Watching online videos of people dancing awkwardly to silly songs is one of America’s favorite ways to waste time. But Atlanta-based Moe’s Southwest Grill turned that pointless pastime into a big moneymaker with its second-annual Dance Your Queso Off contest.
The contest asked fans to upload to the www.ilovequeso.com microsite videos of themselves expressing their love for Moe’s queso appetizer — a melted white-cheese dip — through interpretive dance. Videos garnered 104,000 votes from the beginning of June through July 24. All of the video watching promoted the fast-casual chain’s Free Queso Day promotion, which took place systemwide June 20.
Brand officials said the user-generated video contest was popular because more people are getting comfortable filming their own videos and sharing. But Moe’s also thinks the real star of the promotion was the queso.
“In my mind, it was definitely the queso,” said Brett Campbell, director of marketing for Moe’s, which has 420 locations in 32 states. “Guests tell us all the time how passionate they are for that product. It’s a big differentiator for us.”
It also turned out to be a big traffic driver. The first dance contest in 2010 spurred a 50-percent rise in traffic compared with a year earlier for the first Free Queso Day, and this year’s promotion increased guest counts an additional 23 percent on top of that comp for the daylong giveaway.
Campbell could not quantify the lift in sales for this year’s Free Queso Day, but he did note that Moe’s got very satisfying returns on the marketing spend and food cost for the free queso, because entrées and drinks weren’t discounted.
“That’s the beauty: Queso is a side or a sharing product,” Campbell said. “It’s a strong enough call to action that it drives people in, but they actually purchase their burrito and drink.”
Play it again, Moe’s
Moe’s said it made many improvements this year from the inaugural Dance Your Queso Off contest of 2010, but the brand did keep one key element from the previous year. The original song by Christiano Covino, who won 2010’s user-generated video contest, was the soundtrack to every dance video entered in this year’s competition.

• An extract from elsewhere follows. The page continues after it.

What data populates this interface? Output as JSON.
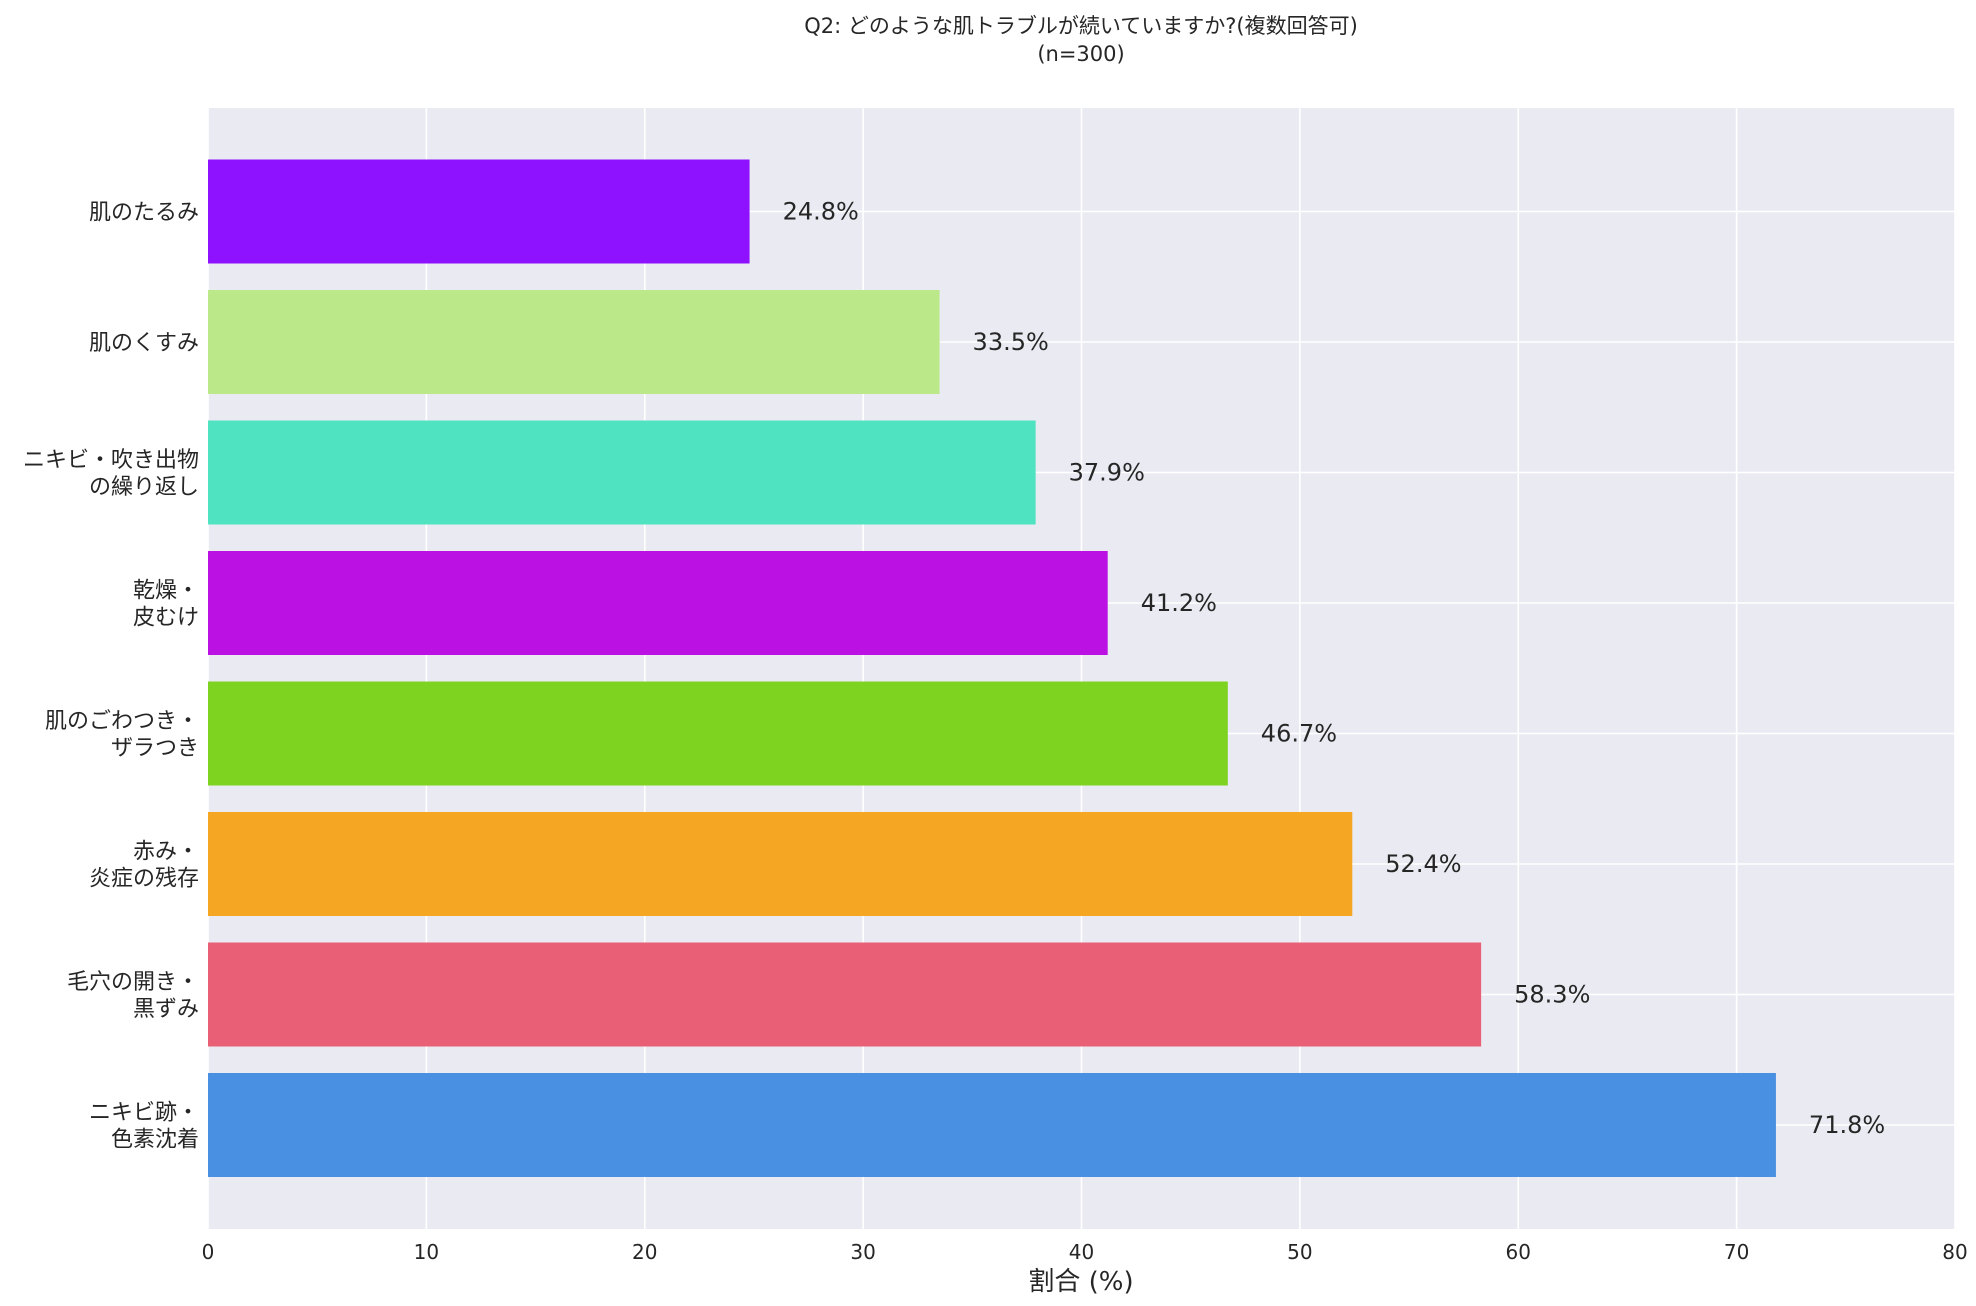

“That gives users from 2010 a chance to see Dance Your Queso Off as more than a one-time show,” Campbell said.
However, Moe’s switched from merely counting the votes for the most popular videos to a tournament-style face-off format, where users would select which of two videos would move on to later rounds. Moe’s recorded improvement in all the contest’s measurable results, Campbell said. Submissions rose from 96 in 2010 to 132 in 2011. Video views increased from 83,000 to 636,000, and Facebook shares rose from 572 to 2,900.
While the 2010 contest was promoted mostly with in-store signage and word-of-mouth, this year’s promotion was the touchstone for a major digital-marketing push for Moe’s.
“After last year’s learnings, we definitely knew that we would get the engagement from our consumers,” Campbell said. “They’re willing to interact, so how do we beef this up? We spent close to $150,000 on a digital plan and bought space on ad networks for mobile and social [media]. We had a bigger incentive this year, going from $1,000 to $10,000.”
The competition angle — pitting videos against one another — encouraged visitors to the site to watch 10 to 20 in a row, added Alberto Pages, senior director of business development for Moe’s marketing agency, Atlanta-based Brandmovers. Moe’s also made the microsite more social this time, incorporating Facebook “like” buttons and Twitter share buttons for each video, as well as a dedicated comment stream for each entry.
The X factor
Campbell reiterated that queso was the ideal product upon which to base the contest and the new marketing push because it’s popular among core guests and also builds up the chain’s average check.
“The whole centerpiece of the promotion was how to leverage our signature product and drive buzz around it,” Campbell said. “All this buildup gets that energy around the product.”
Moe’s also was reasonably confident that guests would be on board with a user-generated video contest because it matches the kind of in-store dialogue for which the chain strives, he added.
“As for user-generated content, your brand has to really be the type of brand to determine [whether the tactic is appropriate],” Campbell said. “With us, the interaction we get on our Facebook page and in our stores, they love to interact with us. When guests walk in the door, we scream, ‘Welcome to Moe’s!’ So within our brand, yes, we could ask them to participate in something, and it would be successful.”
Interaction is great, Pages of Brandmovers said, but it also must have an element that drives traffic and ultimately lifts sales.
“Any idea can be a good idea, but if you don’t put a plan in place that monetizes the entertainment value, there isn’t a whole lot of point in doing it,” Pages said. “The video contest encouraged customers to engage, then we integrated other elements like the digital-ad buy, callouts in the store and social media to broaden awareness and put more butts in seats [for Free Queso Day].”